5333 private links
A left-leaning New York think tank sounded a familiar warning about Arizona’s “voter suppression bills” being “dangerously close to becoming law.”
The Brennan Center for Justice added in a press release that Arizona was “taking center stage in the relentless effort to rein in voter participation in the name of ‘election security.’” Pending bills, the think tank claimed, were “aimed at making voting by mail harder.”
That was in April 2021, before Arizona passed several reform measures that state legislators said they crafted to ensure secure and honest elections.
Little more than a year later, in August 2022, Arizona notched a record for high turnout in a primary election as 1.45 million voters participated, or 35.1% of those registered, surpassing the previous record in a 2000 primary by 7,000 ballots.
Voter turnout in Arizona for 2018, the last primary in a non-presidential election year, was 1.2 million voters, or 33.4%.

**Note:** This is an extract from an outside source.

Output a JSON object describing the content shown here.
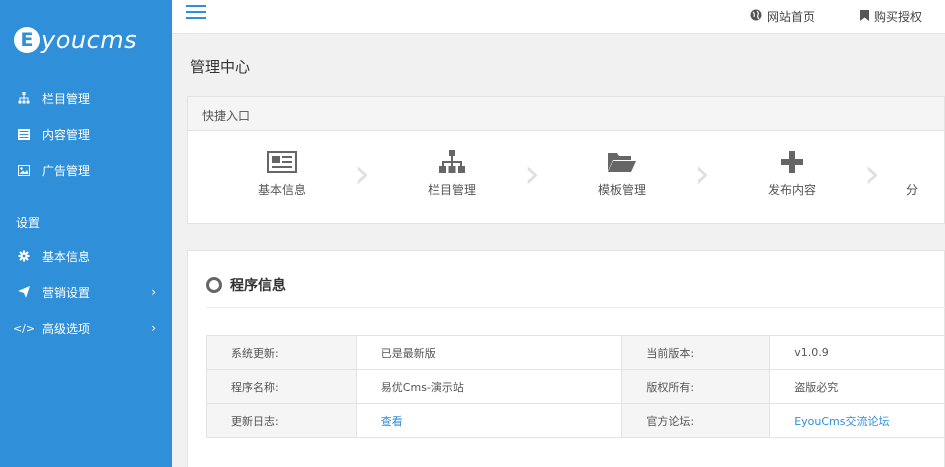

In 2021, Democrats and pundits attacked election reform laws enacted in 19 states as attempts at “voter suppression.” The five states that appeared to come under the most attack were Georgia, Texas, Arizona, Florida, and Iowa—all of which saw boosted voter turnout so far in 2022 compared to the 2018 primaries.
As a rule, non-presidential elections and primary elections attract lower turnout than presidential elections or general elections.
But voter turnout was significantly higher in the 2022 primaries in Georgia, Texas, and Arizona and nominally higher in Florida than in the comparable 2018 primaries.
So new election laws in these states did a lousy job of suppressing the vote, if that’s what Republican lawmakers designed them to do.